8. Protect the Head in Case of a Fall
Working on construction sites sometimes means being up on roofs or tall buildings, which can be dangerous. If a construction worker were to fall, it could be fatal. While hard hats are mainly designed to protect a person’s head from objects falling on them, having a hard helmet-type hat on the head could be the difference between life and death when falling from a high place.
Therefore, hard hats will offer some means of protection in case of an accident and a construction worker were to fall.
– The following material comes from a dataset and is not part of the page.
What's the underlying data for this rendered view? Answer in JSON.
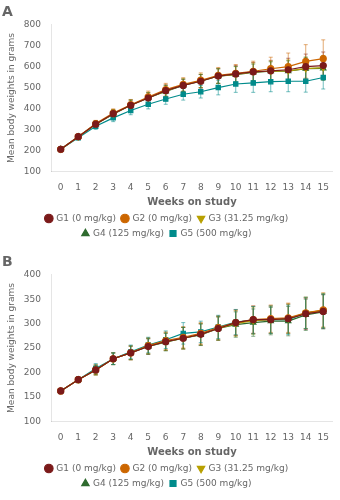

9. They Are Mandatory per OSHA Regulations
As we’ve discussed, construction workers wear hard hats for numerous reasons, such as protection from various dangers, including falling objects and debris or electric shocks. Hard hats are also helpful when working in the heat to protect against the sun and keep sweat away from the eyes. All of these are intended to offer protection and comfort to the wearer.
Indeed, it is wise to wear hard hats on a construction site for a person’s safety, as they protect against many situations when it comes to construction work and the outside elements. While they keep construction workers safe, it’s also mandatory for all construction and industrial workers to wear them.
The Occupational Safety and Health Administration (OSHA) states that any employees who are working in areas that have a possible danger of head injury must wear protective helmets on site.
Before hard hats were invented in 1919 by Edward W. Bullard, many workers would cover their hats in tar and leave them in the sun to cure in hopes of protecting their heads in case of an accident. While hard hats were not always mandatory to wear on the job, it was always a known fact of the risks involved with construction work.
By the 1970s, many companies finally made wearing hard hats mandatory for construction workers due to the Occupational Safety and Health Act of 1970.